TEMPE — For months now, some people who need ADHD medication are struggling to find Adderall.
It’s a medication Tempe resident Jess Aumick needs to function. She was diagnosed with ADHD a few years ago and has been using Adderall up until October. That was the last time she was able to get that prescription until this last week.
Over the last few months, she’s been using a different medication to get by.
“I was really excited because I had felt that with Vyvanse, the other medication I was on, I kind of hit a breaking point. It became a lot harder for me to manage working and trying to have some kind of a social life and trying to feed myself,” she said.
When Aumick started running low on Adderall after her last refill in October, she said she started rationing it. She’d use less and not even take Adderall on the weekend, which was a struggle for her.
It is a tactic ABC15 Health Insider and Chief Medical Officer of Redirect Health Dr. Janice Johnston said people could use if they can’t get a refill on their Adderall.
“If you’re going to be off for the week from work or school or over the weekend, that kind of thing, where maybe you feel like you cannot necessarily take the medication, that’s another way to extend, you know, the time that you have your prescription for,” Johnston said.
Johnston also recommends people to be proactive and check with their pharmacies first before getting a refill to make sure that the medication is in stock.
The U.S. Food and Drug Administration says that it has recognized the potential impact of the shortage of medication.
The FDA sent a statement:
“While the agency does not manufacturer drugs and cannot require a pharmaceutical company to make a drug, make more of a drug, or change the distribution of a drug, the public should rest assured the FDA is working closely with numerous manufacturers, agencies, and others in the supply chain to understand, mitigate and prevent or reduce the impact of intermittent or increased demand of certain products. In regard to Adderall, the current shortage was first posted on Oct. 12, 2022 and started with a delay from a manufacturer, which has since resolved, and is now demand-driven.
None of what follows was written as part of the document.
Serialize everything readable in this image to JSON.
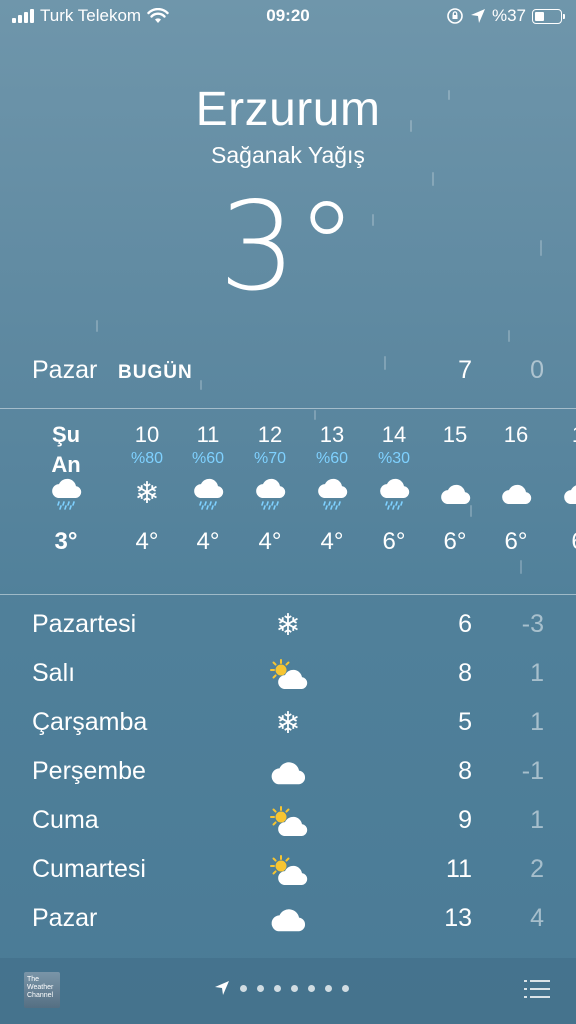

Manufacturers are working to meet the demand and the FDA is helping with anything we can do to increase supply. Supply is increasing and the FDA is continuing to offer assistance.”
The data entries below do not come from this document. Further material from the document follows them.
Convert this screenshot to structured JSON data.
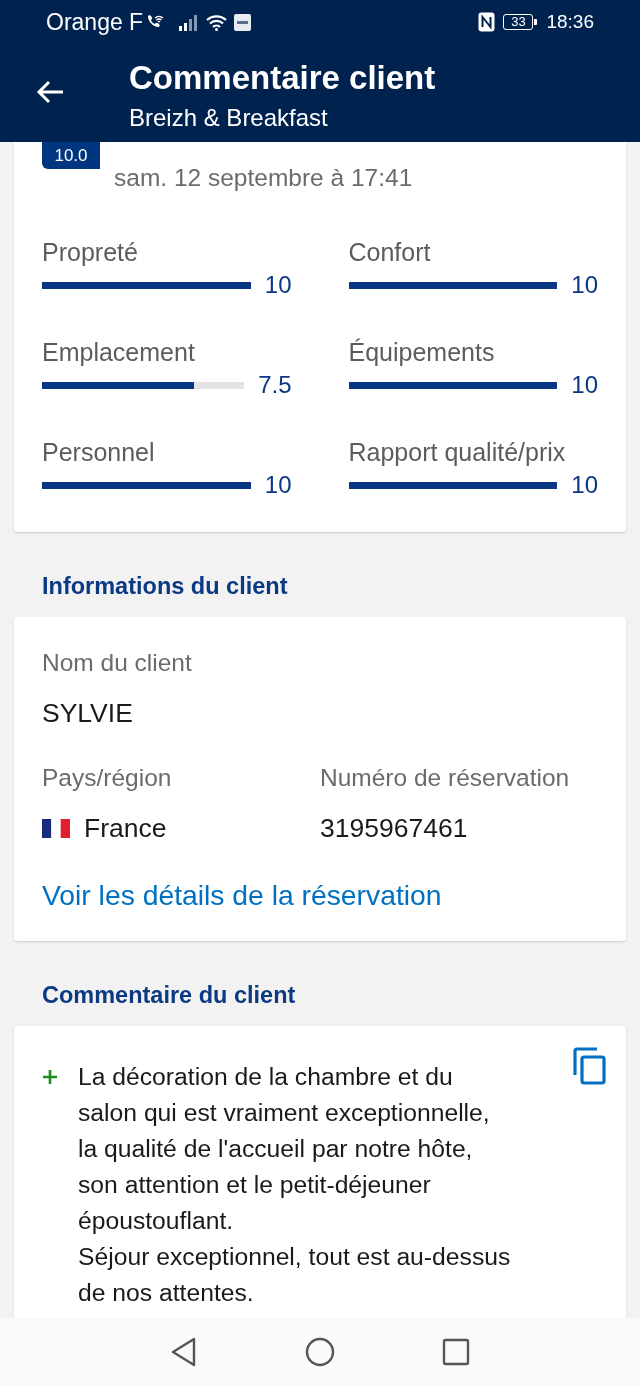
{
  "status_bar": {
    "carrier": "Orange F",
    "battery": "33",
    "time": "18:36"
  },
  "app_bar": {
    "title": "Commentaire client",
    "subtitle": "Breizh & Breakfast"
  },
  "review": {
    "score": "10.0",
    "date": "sam. 12 septembre à 17:41",
    "categories": [
      {
        "label": "Propreté",
        "level": 1,
        "score": "10"
      },
      {
        "label": "Confort",
        "level": 1,
        "score": "10"
      },
      {
        "label": "Emplacement",
        "level": 0.75,
        "score": "7.5"
      },
      {
        "label": "Équipements",
        "level": 1,
        "score": "10"
      },
      {
        "label": "Personnel",
        "level": 1,
        "score": "10"
      },
      {
        "label": "Rapport qualité/prix",
        "level": 1,
        "score": "10"
      }
    ]
  },
  "guest_info": {
    "heading": "Informations du client",
    "name_label": "Nom du client",
    "name": "SYLVIE",
    "country_label": "Pays/région",
    "country": "France",
    "booking_number_label": "Numéro de réservation",
    "booking_number": "3195967461",
    "link": "Voir les détails de la réservation"
  },
  "guest_comment": {
    "heading": "Commentaire du client",
    "items": [
      {
        "kind": "positive",
        "text": "La décoration de la chambre et du salon qui est vraiment exceptionnelle, la qualité de l'accueil par notre hôte, son attention et le petit-déjeuner époustouflant.\nSéjour exceptionnel, tout est au-dessus de nos attentes."
      }
    ]
  }
}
The FDA’s website shows that some of the manufacturers do have availability but others are still short, citing they do not have the active ingredients for the drug or there’s been an increase in demand.
The CDC says it has seen a 10% increase in prescriptions for the medication in 2021 compared to the previous year. As time goes on, those needing Adderall hope it will get better soon.
Aumick tells ABC15 she is rationing when she can just in case she can’t get it refilled again and that it is a pricey medication.